Snow on Burning Bush (Euonymus alata), October 12, 2009
Click on the photo to step into the scene - you'll feel like Lucy in the snowy forest in Narnia before she meets the faun. The evergreens in the background have fully-leafed cottonwood trees behind them.


When we got a coating of snow on Saturday morning (Oct. 10) and even more snowfall yesterday (Oct. 12), my impression was that it was very rare to have snowfall that early. Flurries once in a while, maybe, but even that would be uncommon.

It was certainly an odd sight yesterday to see snow all over trees and shrubs that were still in full leaf, like my Burning Bush (above) -- and in many cases still green.

Even by the end of the month snow is not common. Our Halloweens here in southern Minnesota are mixed: usually a coat or a warm layer under the Halloween costume is appreciated, but sometimes it's not necessary and rarely is it colder than the 40s. My younger daughter was born on October 23 and I remember we were having something of a heat wave -- the Asian beetles were living it up on my living room ceiling (I remember it well because I spent several nights in the recliner looking ceilingward, coping with early labor pains) and I wore shorts to the park the day before she was born. Of course, we did also have the notorious Halloween blizzard (see link in the quoted section below) the year before that.

I found a nice history of October snowfall in a weather blog that meteorologist Paul Douglas now writes for the St. Cloud Times:

How rare is measurable snow this early in the season? In recent years it has been uncommon to see measurable snow in October in the Twin Cities. The last time there was measurable snow in October in the Twin Cities was .2 (two tenths) of an inch on October 20 and .4 (four tenths) of an inch on October 21, 2002. The most snow for the month of October is (of course) the 1991 Halloween Blizzard with 8.2 inches, which all fell on October 31.

What is more unusual is having measurable snow fall in the first half of the month.
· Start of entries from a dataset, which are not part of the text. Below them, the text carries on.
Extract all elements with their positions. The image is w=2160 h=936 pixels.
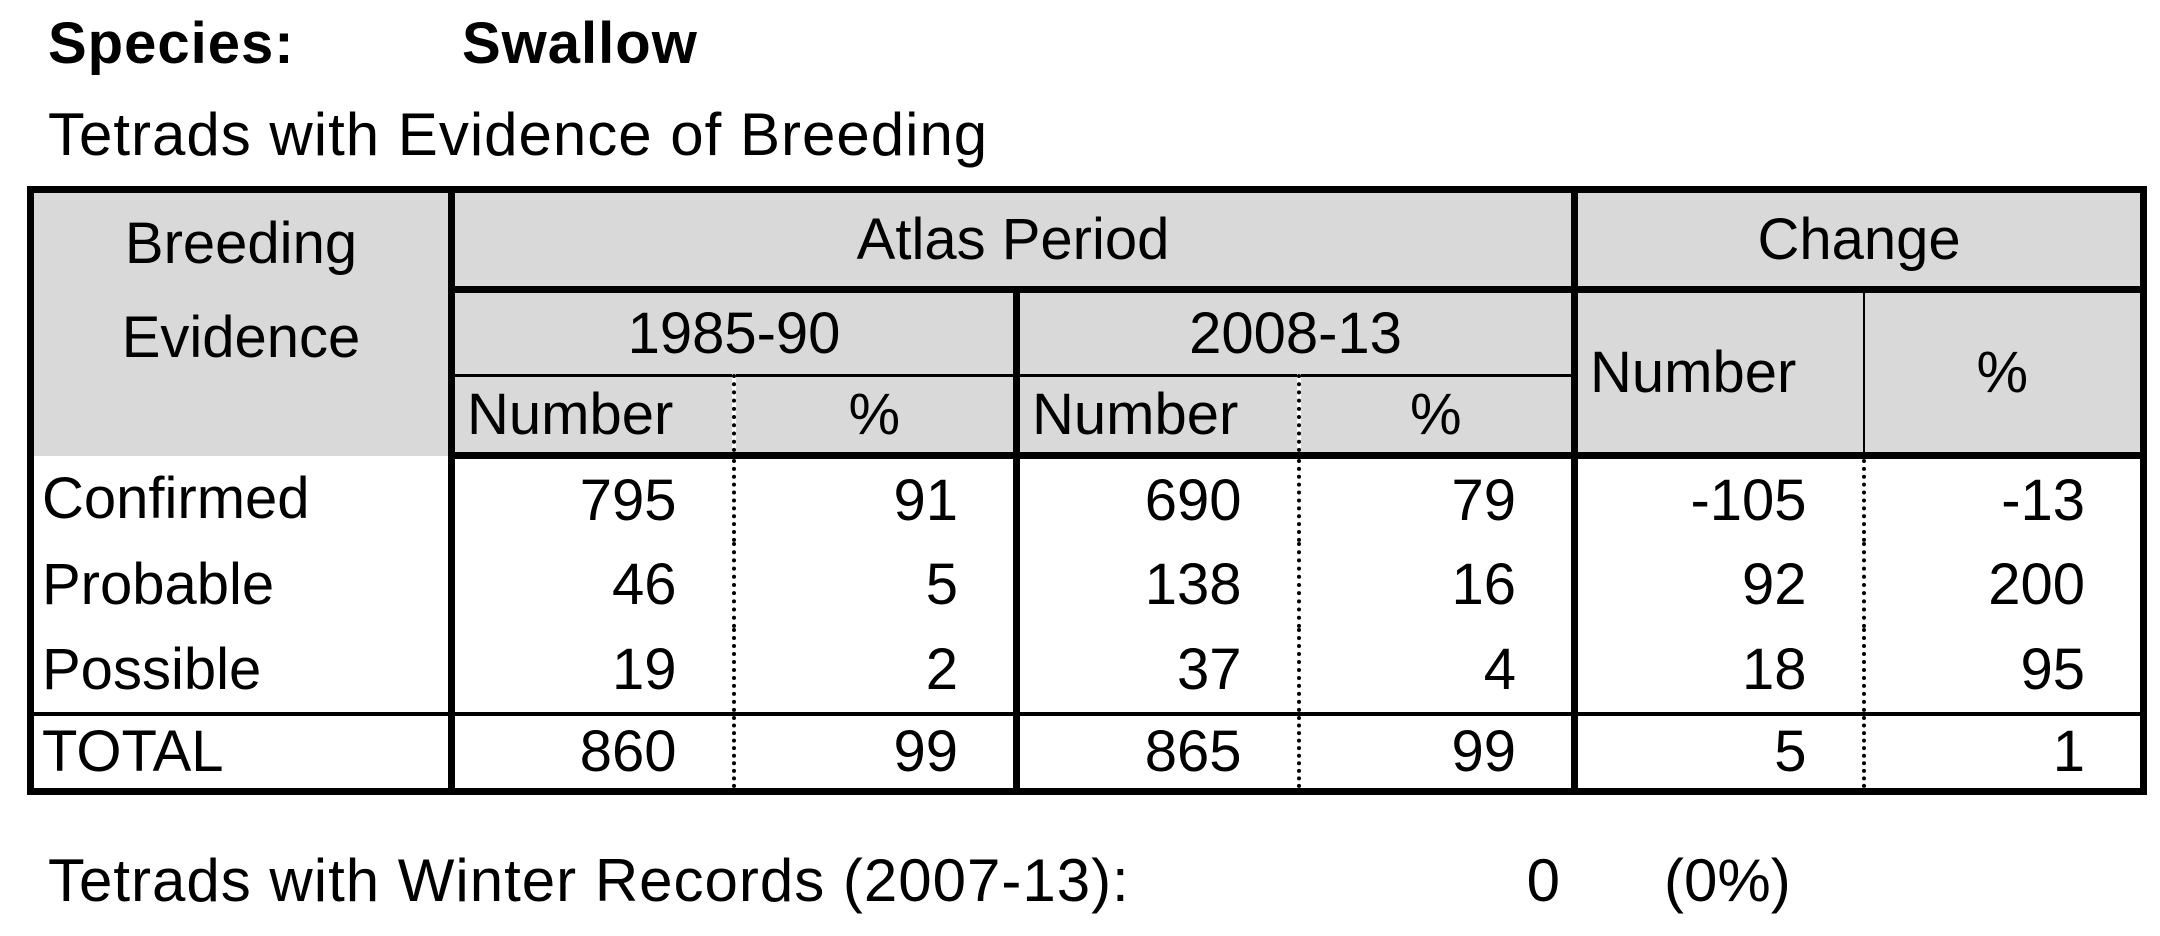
header-breeding-line1: Breeding xyxy=(124,210,358,276)
possible-p1-percent: 2 xyxy=(731,627,1017,716)
header-p2-number: Number xyxy=(1013,375,1299,459)
probable-p2-number: 138 xyxy=(1013,541,1299,628)
species-caption: Species: Swallow xyxy=(48,10,697,77)
probable-p1-percent: 5 xyxy=(731,541,1017,628)
row-label-confirmed: Confirmed xyxy=(42,466,310,531)
species-value: Swallow xyxy=(462,11,698,76)
header-p1-percent: % xyxy=(731,375,1017,459)
winter-records-line: Tetrads with Winter Records (2007-13): 0… xyxy=(0,846,2160,918)
header-p1-number: Number xyxy=(448,375,734,459)
breeding-subtitle: Tetrads with Evidence of Breeding xyxy=(48,101,989,168)
total-change-number: 5 xyxy=(1571,713,1864,792)
confirmed-p2-number: 690 xyxy=(1013,455,1299,542)
winter-records-count: 0 xyxy=(1526,847,1560,914)
probable-p2-percent: 16 xyxy=(1296,541,1575,628)
confirmed-change-percent: -13 xyxy=(1861,455,2144,542)
possible-change-percent: 95 xyxy=(1861,627,2144,716)
total-p1-number: 860 xyxy=(448,713,734,792)
header-p2-percent: % xyxy=(1296,375,1575,459)
table-row-probable: Probable 46 5 138 16 92 200 xyxy=(31,541,2144,628)
header-change: Change xyxy=(1571,189,2144,293)
header-breeding-line2: Evidence xyxy=(121,304,361,370)
table-row-total: TOTAL 860 99 865 99 5 1 xyxy=(31,713,2144,792)
header-breeding-evidence: Breeding Evidence xyxy=(30,189,452,456)
winter-records-percent: (0%) xyxy=(1664,847,1791,914)
header-change-number: Number xyxy=(1571,289,1864,459)
total-p2-percent: 99 xyxy=(1296,713,1575,792)
header-period-2008-13: 2008-13 xyxy=(1012,289,1575,377)
possible-p2-number: 37 xyxy=(1013,627,1299,716)
confirmed-p1-percent: 91 xyxy=(731,455,1017,542)
possible-p2-percent: 4 xyxy=(1296,627,1575,716)
breeding-table-container: Breeding Evidence Atlas Period Change 19… xyxy=(27,186,2148,795)
possible-change-number: 18 xyxy=(1571,627,1864,716)
species-label: Species: xyxy=(48,11,295,76)
breeding-evidence-table: Breeding Evidence Atlas Period Change 19… xyxy=(27,186,2148,795)
row-label-possible: Possible xyxy=(30,627,452,716)
row-label-probable: Probable xyxy=(42,552,275,617)
confirmed-p1-number: 795 xyxy=(448,455,734,542)
confirmed-p2-percent: 79 xyxy=(1296,455,1575,542)
table-row-possible: Possible 19 2 37 4 18 95 xyxy=(30,627,2144,716)
probable-p1-number: 46 xyxy=(448,541,734,628)
breeding-evidence-lines: Breeding Evidence xyxy=(34,193,448,381)
probable-change-number: 92 xyxy=(1571,541,1864,628)
probable-change-percent: 200 xyxy=(1861,541,2144,628)
confirmed-change-number: -105 xyxy=(1571,455,1864,542)
header-change-percent: % xyxy=(1862,289,2144,459)
header-atlas-period: Atlas Period xyxy=(447,189,1575,293)
row-label-total: TOTAL xyxy=(42,719,224,785)
total-p1-percent: 99 xyxy=(731,713,1017,792)
winter-records-label: Tetrads with Winter Records (2007-13): xyxy=(48,847,1130,914)
total-p2-number: 865 xyxy=(1013,713,1299,792)
possible-p1-number: 19 xyxy=(448,627,734,716)
table-row-confirmed: Confirmed 795 91 690 79 -105 -13 xyxy=(31,455,2144,542)
header-period-1985-90: 1985-90 xyxy=(448,289,1017,377)
total-change-percent: 1 xyxy=(1861,713,2144,792)
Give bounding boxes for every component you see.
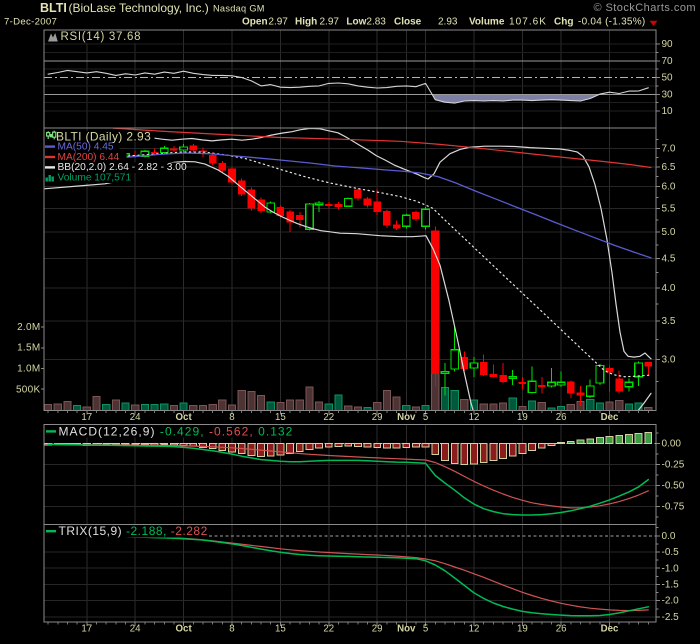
svg-text:Nov: Nov: [397, 412, 416, 423]
svg-text:-2.0: -2.0: [662, 596, 680, 607]
svg-text:RSI(14) 37.68: RSI(14) 37.68: [61, 31, 142, 43]
svg-text:15: 15: [275, 624, 286, 635]
svg-text:6.0: 6.0: [662, 182, 676, 193]
svg-text:29: 29: [372, 412, 383, 423]
svg-text:-0.50: -0.50: [662, 481, 685, 492]
svg-text:5.5: 5.5: [662, 203, 676, 214]
svg-text:4.5: 4.5: [662, 254, 676, 265]
svg-text:-0.04 (-1.35%): -0.04 (-1.35%): [578, 17, 645, 28]
svg-text:8: 8: [229, 624, 234, 635]
svg-text:7.0: 7.0: [662, 143, 676, 154]
svg-text:5.0: 5.0: [662, 227, 676, 238]
svg-text:Low: Low: [346, 17, 366, 28]
svg-text:90: 90: [662, 39, 674, 50]
svg-text:15: 15: [275, 412, 286, 423]
svg-text:MACD(12,26,9) -0.429, -0.562,: MACD(12,26,9) -0.429, -0.562, 0.132: [59, 424, 294, 438]
svg-text:BB(20,2.0) 2.64 - 2.82 - 3.00: BB(20,2.0) 2.64 - 2.82 - 3.00: [58, 162, 187, 173]
svg-text:6.5: 6.5: [662, 162, 676, 173]
svg-text:Dec: Dec: [601, 412, 619, 423]
svg-text:26: 26: [556, 412, 567, 423]
svg-text:1.0M: 1.0M: [17, 364, 40, 375]
svg-text:-0.25: -0.25: [662, 460, 685, 471]
svg-text:5: 5: [423, 412, 428, 423]
svg-text:24: 24: [130, 624, 141, 635]
svg-text:-2.5: -2.5: [662, 612, 680, 623]
svg-text:500K: 500K: [16, 384, 41, 395]
svg-text:Close: Close: [394, 17, 422, 28]
svg-text:Nov: Nov: [397, 624, 416, 635]
svg-text:2.0M: 2.0M: [17, 322, 40, 333]
svg-text:MA(50) 4.45: MA(50) 4.45: [58, 141, 114, 152]
svg-text:1.5M: 1.5M: [17, 343, 40, 354]
svg-text:2.97: 2.97: [268, 17, 288, 28]
svg-text:4.0: 4.0: [662, 283, 676, 294]
svg-text:26: 26: [556, 624, 567, 635]
svg-text:29: 29: [372, 624, 383, 635]
svg-text:BLTI: BLTI: [40, 1, 67, 15]
svg-text:22: 22: [323, 624, 334, 635]
svg-text:70: 70: [662, 56, 674, 67]
svg-text:High: High: [295, 17, 317, 28]
svg-text:Volume: Volume: [469, 17, 505, 28]
svg-text:24: 24: [130, 412, 141, 423]
svg-text:107.6K: 107.6K: [509, 17, 547, 28]
svg-text:30: 30: [662, 89, 674, 100]
svg-text:17: 17: [81, 412, 92, 423]
svg-text:10: 10: [662, 106, 674, 117]
svg-text:-1.5: -1.5: [662, 580, 680, 591]
svg-text:Nasdaq GM: Nasdaq GM: [213, 4, 265, 14]
svg-text:Chg: Chg: [554, 17, 573, 28]
svg-text:-0.75: -0.75: [662, 502, 685, 513]
svg-text:Oct: Oct: [176, 412, 193, 423]
svg-text:17: 17: [81, 624, 92, 635]
svg-text:TRIX(15,9) -2.188, -2.282: TRIX(15,9) -2.188, -2.282: [59, 524, 208, 538]
svg-text:3.0: 3.0: [662, 355, 676, 366]
svg-text:12: 12: [469, 624, 480, 635]
svg-text:19: 19: [517, 624, 528, 635]
svg-text:Volume 107,571: Volume 107,571: [58, 173, 132, 184]
svg-text:5: 5: [423, 624, 428, 635]
svg-text:BLTI (Daily) 2.93: BLTI (Daily) 2.93: [56, 129, 151, 143]
svg-text:2.83: 2.83: [366, 17, 386, 28]
svg-text:0.00: 0.00: [662, 439, 682, 450]
svg-text:(BioLase Technology, Inc.): (BioLase Technology, Inc.): [69, 1, 209, 15]
svg-text:MA(200) 6.44: MA(200) 6.44: [58, 152, 120, 163]
svg-text:Oct: Oct: [176, 624, 193, 635]
svg-text:Dec: Dec: [601, 624, 619, 635]
svg-text:19: 19: [517, 412, 528, 423]
svg-text:Open: Open: [242, 17, 268, 28]
svg-text:2.97: 2.97: [320, 17, 340, 28]
svg-text:3.5: 3.5: [662, 316, 676, 327]
svg-text:-0.5: -0.5: [662, 547, 680, 558]
svg-text:0.0: 0.0: [662, 531, 676, 542]
svg-text:22: 22: [323, 412, 334, 423]
svg-text:-1.0: -1.0: [662, 563, 680, 574]
svg-text:50: 50: [662, 73, 674, 84]
svg-text:12: 12: [469, 412, 480, 423]
svg-text:7-Dec-2007: 7-Dec-2007: [4, 17, 57, 28]
svg-text:2.93: 2.93: [438, 17, 458, 28]
svg-text:8: 8: [229, 412, 234, 423]
svg-text:© StockCharts.com: © StockCharts.com: [593, 2, 696, 14]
This has happened only eight times in the last 60 years, with the most snow being 2.5 inches on October 10, 1977....

The earliest measurable snow on record for the Twin Cities is .4 inches on September 24, 1985 which fell during the afternoon and surprised many people.

Douglas includes a chart showing the eight dates mentioned, only one of which occurred since I've lived in Minnesota (nearly 20 years now). Oddly, that year was 1992, the very same year we were having the late-October heat wave I mentioned above. I don't remember this, but apparently .3 inches of snow fell on October 15 that year. That's Minnesota weather for ya!

3 comments:

Christopher Tassava said...

Thanks for posting this! Shannon and I were just talking about this! I'd read that '85 was the last early-October snowfall, then she'd heard '77. Turns out both of us were right.

Dawn Fine said...

Yikes...my nose is cold just looking at this..wow..thats pretty early for snow...
hope it melts for ya soon.

RuthieJ said...

It sure has been an unusual weather year. And I'm hoping we don't ever get a repeat of that Halloween storm! We were only without power for about 36 hours, but lots of folks down here in the SE corner didn't get it back for weeks!!